The Bahama Journal Editorial:
Happily, there are still some Bahamians alive – with most of them being this nation’s more elderly citizens – who remember that there was a time when most Bahamians were bonded together in community.
These now senior brothers and sisters would also recognize that there was a time when so-called quite ordinary people cared for their sick; educated their children; worked hard, served God and otherwise knew how to love their neighbors as they loved themselves.
Sadly, some of these elders in this land can now vividly recall how they felt once they found themselves marooned in a land where hustling seemed to have become a preferred way of getting up from under.
And for sure, these elders would also have fond memories when sudden death was the exception rather than the rule; this being so because the Bahamas of their youth was one where murder was rare.
That things have changed for the worse is self-evident; and so we need say little more about the obvious.
But even as we might recite any number of horror-stories that readily illuminate how far we have fallen as a people; we will do no such thing.
Such a recitation will do more harm than good.
In addition, suffice it to note that, there are today thousands of Bahamians – most of them professing Christians – who routinely and painstakingly work for the rebuilding of family life; the renewal of community and more generally speaking, the regeneration of that spirit of unity that once held us safe and secure.
And so, while there are times when we feel as if all is lost and that this beloved land is headed straight to hell and imminent destruction; we are pleased to note that such times come and then they go.
Indeed, we are absolutely convinced that the Bahamian people are strong enough in their shared faith that, while weeping might endure for a night, joy will come in the morning.

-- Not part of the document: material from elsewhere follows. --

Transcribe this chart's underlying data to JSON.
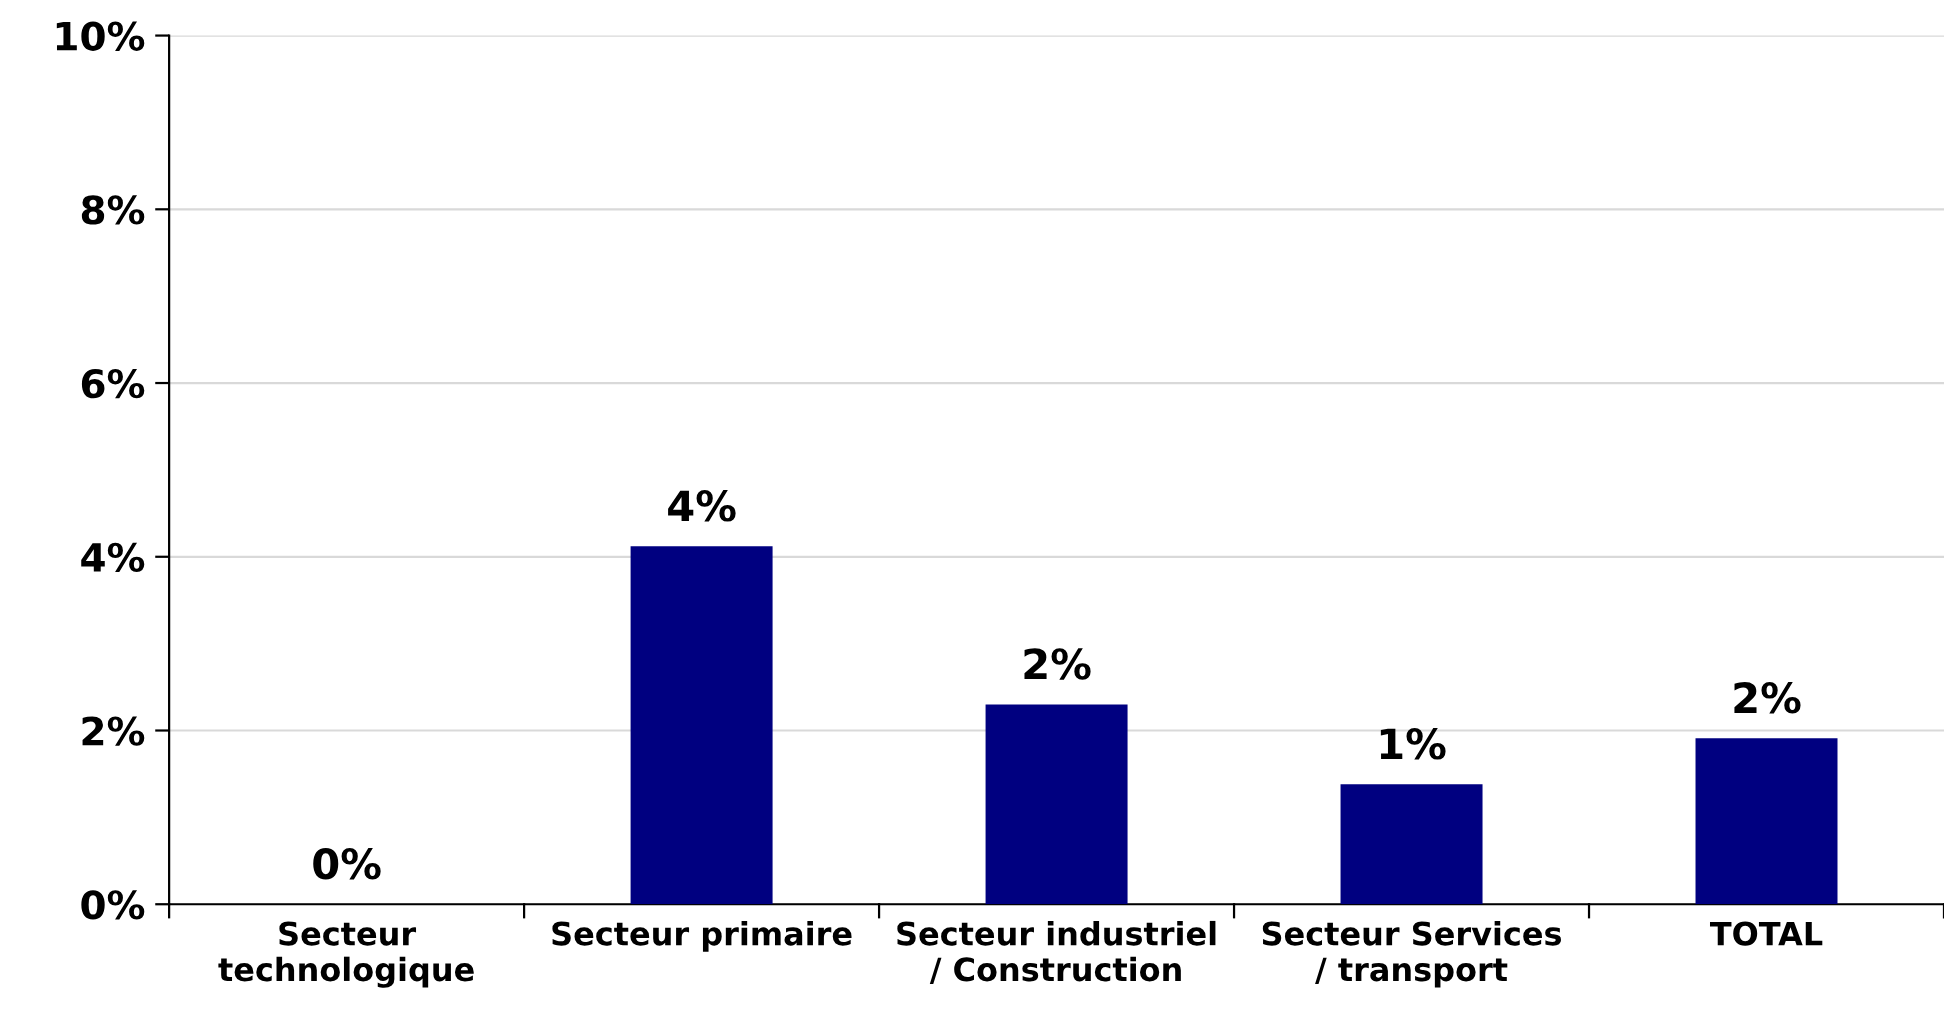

Put simply, as a people steeped in a kind of knowledge that passes all understanding; we know that the Word speaks truth when it says, “with Christ in the vessel; we can all smile at the storm”.

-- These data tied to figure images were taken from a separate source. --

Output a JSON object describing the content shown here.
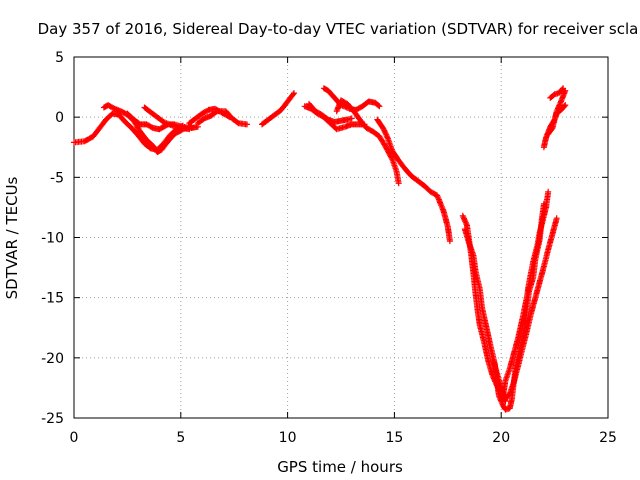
{
  "chart_data": {
    "type": "scatter",
    "title": "Day 357 of 2016, Sidereal Day-to-day VTEC variation (SDTVAR) for receiver scla",
    "xlabel": "GPS time / hours",
    "ylabel": "SDTVAR / TECUs",
    "xlim": [
      0,
      25
    ],
    "ylim": [
      -25,
      5
    ],
    "xticks": [
      "0",
      "5",
      "10",
      "15",
      "20",
      "25"
    ],
    "yticks": [
      "5",
      "0",
      "-5",
      "-10",
      "-15",
      "-20",
      "-25"
    ],
    "grid": true,
    "marker": "+",
    "color": "#ff0000",
    "segments": [
      [
        [
          0.0,
          -2.1
        ],
        [
          0.5,
          -2.0
        ],
        [
          0.9,
          -1.6
        ],
        [
          1.2,
          -0.9
        ],
        [
          1.5,
          -0.2
        ],
        [
          1.8,
          0.3
        ],
        [
          2.1,
          0.2
        ],
        [
          2.4,
          -0.4
        ],
        [
          2.7,
          -0.9
        ],
        [
          3.0,
          -1.5
        ],
        [
          3.3,
          -2.2
        ],
        [
          3.6,
          -2.6
        ],
        [
          3.9,
          -2.7
        ],
        [
          4.2,
          -2.2
        ],
        [
          4.5,
          -1.5
        ],
        [
          4.8,
          -1.0
        ],
        [
          5.1,
          -0.7
        ]
      ],
      [
        [
          1.4,
          0.8
        ],
        [
          1.6,
          1.0
        ],
        [
          1.9,
          0.7
        ],
        [
          2.2,
          0.5
        ],
        [
          2.5,
          0.2
        ],
        [
          2.8,
          -0.3
        ],
        [
          3.1,
          -1.2
        ],
        [
          3.4,
          -1.9
        ],
        [
          3.7,
          -2.4
        ],
        [
          3.9,
          -2.9
        ],
        [
          4.1,
          -2.7
        ],
        [
          4.4,
          -2.0
        ],
        [
          4.7,
          -1.4
        ],
        [
          5.1,
          -1.0
        ],
        [
          5.5,
          -0.7
        ]
      ],
      [
        [
          2.5,
          0.3
        ],
        [
          2.8,
          -0.2
        ],
        [
          3.1,
          -0.6
        ],
        [
          3.4,
          -0.6
        ],
        [
          3.7,
          -0.9
        ],
        [
          4.0,
          -1.0
        ],
        [
          4.4,
          -0.6
        ],
        [
          4.7,
          -0.6
        ],
        [
          5.1,
          -0.8
        ],
        [
          5.5,
          -0.9
        ],
        [
          5.8,
          -0.8
        ]
      ],
      [
        [
          3.3,
          0.8
        ],
        [
          3.6,
          0.4
        ],
        [
          3.9,
          0.0
        ],
        [
          4.2,
          -0.4
        ],
        [
          4.6,
          -0.7
        ],
        [
          5.0,
          -0.9
        ],
        [
          5.4,
          -1.0
        ]
      ],
      [
        [
          5.4,
          -0.5
        ],
        [
          5.7,
          -0.1
        ],
        [
          6.0,
          0.3
        ],
        [
          6.3,
          0.6
        ],
        [
          6.6,
          0.7
        ],
        [
          6.9,
          0.4
        ],
        [
          7.3,
          0.0
        ]
      ],
      [
        [
          5.8,
          -0.5
        ],
        [
          6.1,
          -0.1
        ],
        [
          6.4,
          0.1
        ],
        [
          6.7,
          0.5
        ],
        [
          7.1,
          0.5
        ],
        [
          7.4,
          -0.1
        ],
        [
          7.7,
          -0.5
        ],
        [
          8.1,
          -0.6
        ]
      ],
      [
        [
          8.8,
          -0.6
        ],
        [
          9.1,
          -0.2
        ],
        [
          9.4,
          0.2
        ],
        [
          9.7,
          0.6
        ],
        [
          10.0,
          1.3
        ],
        [
          10.3,
          2.0
        ]
      ],
      [
        [
          10.8,
          0.9
        ],
        [
          11.1,
          0.7
        ],
        [
          11.4,
          0.3
        ],
        [
          11.7,
          0.0
        ],
        [
          12.0,
          -0.5
        ],
        [
          12.3,
          -1.0
        ],
        [
          12.7,
          -0.8
        ],
        [
          13.0,
          -0.6
        ],
        [
          13.3,
          -0.6
        ],
        [
          13.6,
          -0.6
        ]
      ],
      [
        [
          11.0,
          1.1
        ],
        [
          11.3,
          0.5
        ],
        [
          11.6,
          0.2
        ],
        [
          11.9,
          -0.2
        ],
        [
          12.2,
          -0.4
        ],
        [
          12.5,
          -0.3
        ],
        [
          12.8,
          -0.2
        ],
        [
          13.0,
          -0.1
        ]
      ],
      [
        [
          11.7,
          2.4
        ],
        [
          11.9,
          2.2
        ],
        [
          12.2,
          1.6
        ],
        [
          12.5,
          1.0
        ],
        [
          12.9,
          0.7
        ],
        [
          13.2,
          0.6
        ],
        [
          13.5,
          0.9
        ],
        [
          13.8,
          1.3
        ],
        [
          14.1,
          1.2
        ],
        [
          14.3,
          0.9
        ]
      ],
      [
        [
          12.3,
          0.5
        ],
        [
          12.5,
          1.4
        ],
        [
          12.8,
          1.1
        ],
        [
          13.1,
          0.5
        ],
        [
          13.3,
          0.0
        ],
        [
          13.5,
          -0.5
        ],
        [
          13.7,
          -0.9
        ],
        [
          14.0,
          -1.2
        ],
        [
          14.3,
          -1.6
        ],
        [
          14.6,
          -2.5
        ],
        [
          14.9,
          -3.5
        ],
        [
          15.1,
          -4.5
        ],
        [
          15.2,
          -5.5
        ]
      ],
      [
        [
          14.2,
          -0.2
        ],
        [
          14.5,
          -1.0
        ],
        [
          14.7,
          -1.8
        ],
        [
          14.9,
          -2.8
        ],
        [
          15.2,
          -3.6
        ],
        [
          15.5,
          -4.3
        ],
        [
          15.8,
          -4.9
        ],
        [
          16.1,
          -5.3
        ],
        [
          16.4,
          -5.7
        ],
        [
          16.7,
          -6.2
        ],
        [
          17.0,
          -6.5
        ],
        [
          17.3,
          -7.8
        ],
        [
          17.5,
          -9.1
        ],
        [
          17.6,
          -10.3
        ]
      ],
      [
        [
          18.2,
          -8.2
        ],
        [
          18.4,
          -9.0
        ],
        [
          18.6,
          -11.5
        ],
        [
          18.7,
          -13.0
        ],
        [
          18.8,
          -14.7
        ],
        [
          18.9,
          -16.1
        ],
        [
          19.0,
          -17.3
        ],
        [
          19.2,
          -18.7
        ],
        [
          19.4,
          -20.3
        ],
        [
          19.6,
          -21.5
        ],
        [
          19.8,
          -22.3
        ],
        [
          20.0,
          -23.0
        ],
        [
          20.2,
          -23.6
        ],
        [
          20.1,
          -23.0
        ],
        [
          20.2,
          -21.9
        ],
        [
          20.4,
          -20.9
        ],
        [
          20.6,
          -19.6
        ],
        [
          20.8,
          -18.3
        ],
        [
          21.0,
          -16.7
        ],
        [
          21.2,
          -15.0
        ],
        [
          21.3,
          -13.8
        ],
        [
          21.5,
          -12.0
        ],
        [
          21.7,
          -10.6
        ],
        [
          21.8,
          -9.6
        ],
        [
          22.0,
          -8.2
        ],
        [
          22.1,
          -7.5
        ],
        [
          22.2,
          -6.2
        ]
      ],
      [
        [
          18.3,
          -9.3
        ],
        [
          18.5,
          -10.5
        ],
        [
          18.7,
          -11.5
        ],
        [
          18.8,
          -12.8
        ],
        [
          19.0,
          -14.3
        ],
        [
          19.1,
          -15.8
        ],
        [
          19.3,
          -17.4
        ],
        [
          19.5,
          -19.0
        ],
        [
          19.7,
          -20.5
        ],
        [
          19.8,
          -22.0
        ],
        [
          19.9,
          -23.2
        ],
        [
          20.1,
          -24.0
        ],
        [
          20.2,
          -24.3
        ],
        [
          20.4,
          -24.2
        ],
        [
          20.5,
          -23.4
        ],
        [
          20.6,
          -21.9
        ],
        [
          20.7,
          -20.5
        ],
        [
          20.9,
          -19.1
        ],
        [
          21.1,
          -17.5
        ],
        [
          21.2,
          -16.0
        ],
        [
          21.3,
          -14.5
        ],
        [
          21.5,
          -13.3
        ],
        [
          21.6,
          -11.8
        ],
        [
          21.8,
          -10.2
        ],
        [
          21.9,
          -8.5
        ],
        [
          22.0,
          -7.2
        ]
      ],
      [
        [
          19.4,
          -18.5
        ],
        [
          19.6,
          -20.0
        ],
        [
          19.8,
          -21.3
        ],
        [
          20.0,
          -22.5
        ],
        [
          20.2,
          -23.4
        ],
        [
          20.4,
          -23.0
        ],
        [
          20.6,
          -22.0
        ],
        [
          20.8,
          -20.6
        ],
        [
          21.0,
          -19.2
        ],
        [
          21.2,
          -17.8
        ],
        [
          21.4,
          -16.3
        ],
        [
          21.6,
          -15.0
        ],
        [
          21.8,
          -13.7
        ],
        [
          22.0,
          -12.4
        ],
        [
          22.2,
          -11.0
        ],
        [
          22.4,
          -9.7
        ],
        [
          22.6,
          -8.4
        ]
      ],
      [
        [
          22.0,
          -2.5
        ],
        [
          22.1,
          -1.7
        ],
        [
          22.3,
          -0.8
        ],
        [
          22.5,
          -0.2
        ],
        [
          22.6,
          0.5
        ],
        [
          22.8,
          1.3
        ],
        [
          23.0,
          2.2
        ]
      ],
      [
        [
          22.2,
          -1.4
        ],
        [
          22.4,
          -0.9
        ],
        [
          22.5,
          -0.2
        ],
        [
          22.6,
          0.3
        ],
        [
          22.8,
          0.6
        ],
        [
          23.0,
          1.0
        ]
      ],
      [
        [
          22.3,
          1.6
        ],
        [
          22.5,
          1.9
        ],
        [
          22.7,
          2.0
        ],
        [
          22.9,
          2.4
        ]
      ]
    ]
  }
}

Here we must – if only for the sake of clarity and the elucidation of principle – insist that, this is easier said than done; and for sure, as community disintegrates and as more and more Bahamians wake to find themselves mired in debt and up their eye-balls in distress; some of them are reaching that point where they are being wracked with despair and troubled by a myriad of fears.
In their fear, some of these people routinely project some of their deepest fears and phobias on this or that dreaded outsider; in the meantime, the search is on not only for scapegoats, but also for some panacea, easy fix or placebo. Indeed, our country has become that kind of place where practically everyone has some kind of solution to all of the ills that currently beset most of the people who live here.
Regrettably, these so-called ‘solutions’ are hardly ever successful. Indeed, there are instances where the proposed solution is evidently as heinous as the offence that triggered the nasty recommendation.
Here our thoughts and memory revert to a suggestion by a leading cleric that men accused and found guilty of rape should be flogged with the cat o’ nine tails and thereafter castrated.
This utter nonsense was greeted with some approval from some of the more benighted sectors in our society. In more recent times, there have been other less savage calls for other kinds of solutions to this country’s spiraling crime wave.
One that stands out is an insistent call for people to some how learn how to control their anger. There are also recommendations that they could help themselves if they would just learn one or two anger management techniques.
In truth, these sweet sounding nostrums count for little in the on-going effort by some to understand what is going on in today’s Bahamas.
Our take on the matter at hand is somewhat more nuanced. While these techniques might be well and good as tools in the hands of social workers and others of their ilk; they count for next to nothing in the heat of battle between two or more people who are strung out on either alcohol or other psychotropic drugs.
And this is precisely what happens to be the case in situation after situation where violence is used as the preferred means of resolving conflicts.
This kind of so-called resolution marks the clear end of community, since death itself is the ultimate separation from life.
The sum of the matter, then, is that we are called –individually and collectively – to get back to some of those basics revolving around love and real care that once held us together in common purpose.